To evaluate the in vivo persistence, immunophenotype, and functional activity of CAR-T cells and CAR-DCs following infusion.
Eligibility
Inclusion Criteria:
- Pathologically confirmed stage IV non-small cell lung cancer (NSCLC) with at least one measurable lesion according to RECIST 1.1 criteria (i.e., a lesion with the longest diameter ≥10 mm on spiral CT scan or a lymph node with a short axis ≥15 mm).
- Tumor tissue tested positive for EphA2 expression by immunohistochemistry (≥20%).
- Disease progression after standard treatment or no available standard treatment (patients must have received at least two prior systemic therapies, including but not limited to chemotherapy and immune checkpoint inhibitors; patients with actionable driver mutations must have failed targeted therapy).
- ECOG performance status: 0-1.
- Expected survival ≥6 months.
- Toxicities related to prior anti-tumor treatments must have resolved to baseline levels or ≤ Grade 1 (excluding residual alopecia); Grade ≤2 neurotoxicity is acceptable. Washout periods: 4 weeks for chemotherapy and immunotherapy, 2 weeks for targeted therapy.
- Adequate organ function, including:
- Adequate hematologic function: Absolute neutrophil count (ANC) ≥1.5×10^9/L, platelet count ≥75×10^9/L, hemoglobin ≥9 g/dL. No transfusions, granulocyte colony-stimulating factor (G-CSF), thrombopoietin, or erythropoietin allowed within 14 days before blood tests.
- Adequate hepatic function: Total bilirubin (TBIL) <1.5× upper limit of normal (ULN); AST and ALT <2.5×ULN. For patients with Gilbert's syndrome, TBIL <2×ULN; if liver metastases are present, AST and ALT <5×ULN.
- Adequate renal function: Serum creatinine (Cr) ≤1.5×ULN, or if Cr >1.5×ULN, creatinine clearance (CrCl) ≥60 mL/min calculated using the Cockcroft-Gault formula.
- Adequate coagulation function: Prothrombin time (PT) and activated partial thromboplastin time (APTT) <1.5×ULN; international normalized ratio (INR) <1.5 or within the target range if on anticoagulant therapy.

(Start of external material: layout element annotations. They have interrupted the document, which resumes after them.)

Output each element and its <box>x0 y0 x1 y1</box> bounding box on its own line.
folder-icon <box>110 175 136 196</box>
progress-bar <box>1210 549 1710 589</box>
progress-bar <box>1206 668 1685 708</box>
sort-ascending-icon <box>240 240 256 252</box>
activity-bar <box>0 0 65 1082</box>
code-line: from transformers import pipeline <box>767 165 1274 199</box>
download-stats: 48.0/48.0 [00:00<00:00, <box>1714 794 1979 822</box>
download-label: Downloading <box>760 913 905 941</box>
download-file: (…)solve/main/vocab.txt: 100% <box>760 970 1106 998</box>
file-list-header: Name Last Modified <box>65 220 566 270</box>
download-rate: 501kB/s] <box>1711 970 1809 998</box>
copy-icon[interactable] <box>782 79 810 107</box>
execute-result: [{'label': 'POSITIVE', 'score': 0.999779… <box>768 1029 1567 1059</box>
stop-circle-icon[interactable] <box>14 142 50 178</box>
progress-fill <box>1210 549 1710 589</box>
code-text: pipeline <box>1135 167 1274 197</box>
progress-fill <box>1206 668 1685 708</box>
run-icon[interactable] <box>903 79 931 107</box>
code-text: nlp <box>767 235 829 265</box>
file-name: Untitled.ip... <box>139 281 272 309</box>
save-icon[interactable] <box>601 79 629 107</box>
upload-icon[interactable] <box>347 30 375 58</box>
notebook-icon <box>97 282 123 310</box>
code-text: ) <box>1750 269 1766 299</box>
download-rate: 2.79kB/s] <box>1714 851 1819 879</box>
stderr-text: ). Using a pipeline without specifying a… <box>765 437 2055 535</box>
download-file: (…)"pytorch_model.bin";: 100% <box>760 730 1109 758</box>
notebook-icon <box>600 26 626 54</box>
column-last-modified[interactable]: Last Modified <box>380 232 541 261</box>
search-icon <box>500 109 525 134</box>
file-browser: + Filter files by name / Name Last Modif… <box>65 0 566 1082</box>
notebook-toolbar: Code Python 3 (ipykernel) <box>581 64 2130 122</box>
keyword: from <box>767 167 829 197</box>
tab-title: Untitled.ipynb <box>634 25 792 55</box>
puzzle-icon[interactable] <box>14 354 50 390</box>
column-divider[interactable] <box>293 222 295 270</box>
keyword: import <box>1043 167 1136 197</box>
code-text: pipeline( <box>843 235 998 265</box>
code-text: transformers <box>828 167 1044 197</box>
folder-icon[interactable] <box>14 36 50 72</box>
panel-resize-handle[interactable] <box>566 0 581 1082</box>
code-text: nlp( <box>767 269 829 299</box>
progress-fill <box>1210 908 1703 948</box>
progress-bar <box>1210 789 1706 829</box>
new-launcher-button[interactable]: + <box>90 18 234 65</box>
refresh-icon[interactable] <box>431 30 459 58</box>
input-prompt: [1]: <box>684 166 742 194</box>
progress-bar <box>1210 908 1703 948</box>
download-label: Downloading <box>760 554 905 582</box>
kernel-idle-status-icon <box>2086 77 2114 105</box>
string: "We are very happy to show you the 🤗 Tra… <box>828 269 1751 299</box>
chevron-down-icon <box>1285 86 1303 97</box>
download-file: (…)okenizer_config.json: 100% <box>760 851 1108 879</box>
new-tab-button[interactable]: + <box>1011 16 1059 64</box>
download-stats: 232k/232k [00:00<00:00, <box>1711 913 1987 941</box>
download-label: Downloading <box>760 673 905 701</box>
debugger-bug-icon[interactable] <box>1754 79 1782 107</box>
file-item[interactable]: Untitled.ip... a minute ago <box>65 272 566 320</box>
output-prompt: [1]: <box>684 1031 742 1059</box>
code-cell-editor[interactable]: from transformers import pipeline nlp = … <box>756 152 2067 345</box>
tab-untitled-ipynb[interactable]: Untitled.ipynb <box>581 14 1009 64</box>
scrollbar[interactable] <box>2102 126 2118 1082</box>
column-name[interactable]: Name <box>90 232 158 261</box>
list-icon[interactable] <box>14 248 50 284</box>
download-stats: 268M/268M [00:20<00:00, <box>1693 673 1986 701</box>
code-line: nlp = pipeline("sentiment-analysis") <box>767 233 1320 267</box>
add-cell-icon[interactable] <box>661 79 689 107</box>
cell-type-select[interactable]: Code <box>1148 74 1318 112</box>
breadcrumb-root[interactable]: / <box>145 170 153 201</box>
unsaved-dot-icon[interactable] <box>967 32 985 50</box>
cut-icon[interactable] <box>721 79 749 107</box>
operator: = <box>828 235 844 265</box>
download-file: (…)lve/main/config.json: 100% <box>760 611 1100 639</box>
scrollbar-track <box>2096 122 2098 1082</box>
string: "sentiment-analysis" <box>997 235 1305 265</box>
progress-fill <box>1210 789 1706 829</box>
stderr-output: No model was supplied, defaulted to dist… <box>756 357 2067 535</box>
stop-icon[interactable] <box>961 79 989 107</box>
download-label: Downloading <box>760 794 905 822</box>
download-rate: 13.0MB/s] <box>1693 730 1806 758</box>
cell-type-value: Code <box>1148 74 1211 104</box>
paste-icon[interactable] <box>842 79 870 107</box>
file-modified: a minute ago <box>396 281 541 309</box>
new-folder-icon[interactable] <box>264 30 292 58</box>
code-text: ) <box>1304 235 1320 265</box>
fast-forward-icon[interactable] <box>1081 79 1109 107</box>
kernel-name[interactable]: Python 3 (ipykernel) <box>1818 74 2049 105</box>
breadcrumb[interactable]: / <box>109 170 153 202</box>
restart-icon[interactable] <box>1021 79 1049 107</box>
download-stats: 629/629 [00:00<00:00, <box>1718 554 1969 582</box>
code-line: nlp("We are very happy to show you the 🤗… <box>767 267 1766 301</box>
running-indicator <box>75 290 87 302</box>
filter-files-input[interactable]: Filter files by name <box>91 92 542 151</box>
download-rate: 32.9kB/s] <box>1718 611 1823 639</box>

- Subjects of reproductive potential must be willing to use effective contraception.
- Ability to understand and voluntarily sign the informed consent form.
- Willingness to comply with scheduled visits, treatment plans, laboratory tests, and other study procedures.
Exclusion Criteria:
- Pathologically confirmed mixed histology, such as adenosquamous carcinoma of the lung.
- Tumor-related emergencies requiring urgent treatment, such as malignant pericardial effusion or cardiac tamponade, superior vena cava syndrome, or spinal cord compression.
- Significant cardiovascular diseases, including:
- Documented cardiovascular events within the past 6 months, such as myocardial infarction, angina, heart failure, severe arrhythmia, or having undergone angioplasty, stent implantation, or coronary artery bypass surgery.
- Clinically significant QT/QTcF prolongation (QT/QTcF > 470 ms in females or > 450 ms in males).
- Clinically significant bleeding tendency or coagulation disorders, such as
hemophilia.
- HIV or syphilis infection; active hepatitis B or C:
- Hepatitis B: HBV-DNA ≥ 1000 IU/mL.
- Hepatitis C: Positive HCV RNA with abnormal liver function.
- History of involuntary commitment due to psychiatric disorders or other
psychological conditions deemed unsuitable for treatment by the investigator.
- Presence of other autoimmune diseases, or long-term use of immunosuppressive agents or corticosteroids.
- Poor medication compliance.
- Any other condition that the investigator considers grounds for exclusion.